Quali sono le forme di protesta che, sia a livello locale che nazionale, i gestori di cinema e teatri stanno ideando per far sentire il proprio dissenso al governo?

C’è una petizione indirizzata al ministro Franceschini firmata da registi, attori e altri addetti ai lavori del mondo della cultura per portarlo a riflettere su questa decisione o almeno rimodularla. Ovviamente, io aderirò. Siamo in contatto con i gestori degli altri cinema sul territorio in queste ore, e siamo tutti amareggiati perché è stata una chiusura che, in questi termini, non ci aspettavamo. Immaginavamo una chiusura anticipata, con lo spettacolo delle venti come ultimo. Vedremo il 24 novembre cosa succederà.

Proprio in questa prospettiva, se la chiusura sarà prolungata ulteriormente cosa pensa si verificherà?

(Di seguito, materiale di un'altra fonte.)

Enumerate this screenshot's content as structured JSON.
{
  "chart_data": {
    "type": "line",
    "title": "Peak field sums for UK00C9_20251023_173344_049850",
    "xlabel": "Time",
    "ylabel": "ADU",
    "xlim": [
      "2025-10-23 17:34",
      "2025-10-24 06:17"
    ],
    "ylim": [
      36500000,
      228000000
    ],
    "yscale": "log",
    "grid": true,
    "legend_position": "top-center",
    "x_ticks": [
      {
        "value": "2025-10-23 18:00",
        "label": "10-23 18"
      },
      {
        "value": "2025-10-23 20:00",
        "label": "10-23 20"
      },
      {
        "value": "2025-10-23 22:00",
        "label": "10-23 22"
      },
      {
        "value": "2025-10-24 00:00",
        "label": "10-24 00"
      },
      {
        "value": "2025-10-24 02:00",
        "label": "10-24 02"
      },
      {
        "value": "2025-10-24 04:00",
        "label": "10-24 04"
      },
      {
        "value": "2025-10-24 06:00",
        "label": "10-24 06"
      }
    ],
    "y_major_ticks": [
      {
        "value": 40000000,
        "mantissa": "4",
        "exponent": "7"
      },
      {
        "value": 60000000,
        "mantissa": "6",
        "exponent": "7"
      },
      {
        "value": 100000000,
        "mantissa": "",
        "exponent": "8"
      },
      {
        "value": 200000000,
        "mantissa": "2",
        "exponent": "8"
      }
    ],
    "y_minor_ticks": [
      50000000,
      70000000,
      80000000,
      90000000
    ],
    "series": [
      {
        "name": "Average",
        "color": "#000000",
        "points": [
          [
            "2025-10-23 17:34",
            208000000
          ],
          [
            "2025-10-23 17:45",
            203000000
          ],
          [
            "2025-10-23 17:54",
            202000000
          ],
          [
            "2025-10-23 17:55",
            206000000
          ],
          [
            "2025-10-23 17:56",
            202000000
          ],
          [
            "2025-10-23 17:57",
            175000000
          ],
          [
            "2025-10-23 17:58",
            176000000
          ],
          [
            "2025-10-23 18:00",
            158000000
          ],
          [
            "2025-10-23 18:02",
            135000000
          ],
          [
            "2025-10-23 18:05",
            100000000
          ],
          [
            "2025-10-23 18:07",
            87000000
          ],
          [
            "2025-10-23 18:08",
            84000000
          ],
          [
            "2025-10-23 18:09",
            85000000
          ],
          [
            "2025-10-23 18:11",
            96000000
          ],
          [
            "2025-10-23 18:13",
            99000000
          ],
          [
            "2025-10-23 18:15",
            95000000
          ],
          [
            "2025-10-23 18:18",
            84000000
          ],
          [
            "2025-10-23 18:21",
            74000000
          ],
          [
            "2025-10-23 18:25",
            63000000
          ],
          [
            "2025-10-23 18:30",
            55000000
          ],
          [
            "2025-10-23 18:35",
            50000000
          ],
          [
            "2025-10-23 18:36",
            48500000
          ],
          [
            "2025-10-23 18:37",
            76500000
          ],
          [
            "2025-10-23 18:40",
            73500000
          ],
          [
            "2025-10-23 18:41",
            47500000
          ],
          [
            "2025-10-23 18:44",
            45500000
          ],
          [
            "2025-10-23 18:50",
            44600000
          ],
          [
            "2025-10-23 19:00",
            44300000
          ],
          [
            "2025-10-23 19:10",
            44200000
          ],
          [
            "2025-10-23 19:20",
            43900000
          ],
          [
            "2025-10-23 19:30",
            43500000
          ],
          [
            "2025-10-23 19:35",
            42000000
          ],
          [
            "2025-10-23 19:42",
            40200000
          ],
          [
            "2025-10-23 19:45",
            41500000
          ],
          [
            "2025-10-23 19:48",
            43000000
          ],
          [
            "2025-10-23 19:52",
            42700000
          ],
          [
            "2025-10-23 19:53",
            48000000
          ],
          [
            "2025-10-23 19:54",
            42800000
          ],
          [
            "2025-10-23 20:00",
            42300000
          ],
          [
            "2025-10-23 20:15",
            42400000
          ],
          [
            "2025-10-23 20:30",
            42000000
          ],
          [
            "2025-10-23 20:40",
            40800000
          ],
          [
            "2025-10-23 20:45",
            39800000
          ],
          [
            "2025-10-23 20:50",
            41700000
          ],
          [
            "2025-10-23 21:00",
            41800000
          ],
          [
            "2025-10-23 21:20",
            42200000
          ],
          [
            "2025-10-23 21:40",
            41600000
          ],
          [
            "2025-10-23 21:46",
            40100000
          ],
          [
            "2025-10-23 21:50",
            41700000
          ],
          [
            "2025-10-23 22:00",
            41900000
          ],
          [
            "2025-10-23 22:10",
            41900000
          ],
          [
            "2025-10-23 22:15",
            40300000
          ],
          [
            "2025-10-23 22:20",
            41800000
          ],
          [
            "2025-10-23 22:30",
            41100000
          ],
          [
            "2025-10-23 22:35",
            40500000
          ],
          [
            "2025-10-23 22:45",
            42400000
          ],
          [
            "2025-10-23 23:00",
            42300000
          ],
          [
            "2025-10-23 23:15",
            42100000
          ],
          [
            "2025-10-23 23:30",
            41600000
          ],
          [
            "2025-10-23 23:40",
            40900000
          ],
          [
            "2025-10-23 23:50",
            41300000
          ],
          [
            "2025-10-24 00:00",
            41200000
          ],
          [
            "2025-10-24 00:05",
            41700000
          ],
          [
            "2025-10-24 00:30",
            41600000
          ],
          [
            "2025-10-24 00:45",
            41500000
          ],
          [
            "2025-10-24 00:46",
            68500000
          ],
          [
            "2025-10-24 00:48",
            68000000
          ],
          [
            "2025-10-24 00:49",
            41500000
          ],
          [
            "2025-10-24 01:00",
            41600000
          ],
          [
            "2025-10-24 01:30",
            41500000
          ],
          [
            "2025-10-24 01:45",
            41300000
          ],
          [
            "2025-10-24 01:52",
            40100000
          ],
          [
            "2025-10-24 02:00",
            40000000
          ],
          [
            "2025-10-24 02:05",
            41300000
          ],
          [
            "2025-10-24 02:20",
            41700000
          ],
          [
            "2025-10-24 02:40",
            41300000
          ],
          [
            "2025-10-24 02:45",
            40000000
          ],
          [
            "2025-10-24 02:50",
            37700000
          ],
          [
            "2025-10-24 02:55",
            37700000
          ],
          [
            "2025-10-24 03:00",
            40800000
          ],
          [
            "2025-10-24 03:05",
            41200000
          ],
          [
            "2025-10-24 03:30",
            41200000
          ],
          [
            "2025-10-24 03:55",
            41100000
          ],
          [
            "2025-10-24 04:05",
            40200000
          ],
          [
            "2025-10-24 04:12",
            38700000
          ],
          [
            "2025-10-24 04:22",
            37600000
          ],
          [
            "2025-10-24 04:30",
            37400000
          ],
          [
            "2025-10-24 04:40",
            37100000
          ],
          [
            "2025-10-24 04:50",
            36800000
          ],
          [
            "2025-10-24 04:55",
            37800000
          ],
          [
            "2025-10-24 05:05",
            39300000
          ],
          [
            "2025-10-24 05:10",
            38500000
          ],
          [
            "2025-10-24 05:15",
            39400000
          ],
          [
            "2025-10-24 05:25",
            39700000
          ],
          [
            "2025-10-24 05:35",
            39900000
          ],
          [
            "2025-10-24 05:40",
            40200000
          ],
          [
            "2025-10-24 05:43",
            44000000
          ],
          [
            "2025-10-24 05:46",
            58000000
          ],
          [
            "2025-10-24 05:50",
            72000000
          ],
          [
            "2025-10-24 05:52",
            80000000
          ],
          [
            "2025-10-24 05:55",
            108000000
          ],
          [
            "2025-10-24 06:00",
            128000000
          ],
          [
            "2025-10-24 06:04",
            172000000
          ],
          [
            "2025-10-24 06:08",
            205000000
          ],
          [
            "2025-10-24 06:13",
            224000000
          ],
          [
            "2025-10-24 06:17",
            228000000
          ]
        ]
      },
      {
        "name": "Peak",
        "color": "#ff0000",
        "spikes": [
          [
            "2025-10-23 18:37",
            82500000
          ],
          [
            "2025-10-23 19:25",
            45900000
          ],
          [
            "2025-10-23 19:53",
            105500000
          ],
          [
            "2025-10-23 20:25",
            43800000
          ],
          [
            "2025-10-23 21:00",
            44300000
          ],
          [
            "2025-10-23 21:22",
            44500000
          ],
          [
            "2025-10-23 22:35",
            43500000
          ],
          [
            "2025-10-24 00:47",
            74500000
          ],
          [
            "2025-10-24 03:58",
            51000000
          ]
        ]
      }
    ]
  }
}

Le piccole realtà sono quelle più in sofferenza, e speriamo ricevano sempre il sostegno statale e regionale. Una soluzione sarebbe la programmazione in streaming, come la nostra PiùCompagnia. Bisogna reinventarsi e andare avanti giorno per giorno, sperando in bene in primis per la salute e sperando che questa batosta sarà poi ristorata dalla voglia della gente di tornare nei cinema, che l’ha dimostrato già in questi giorni.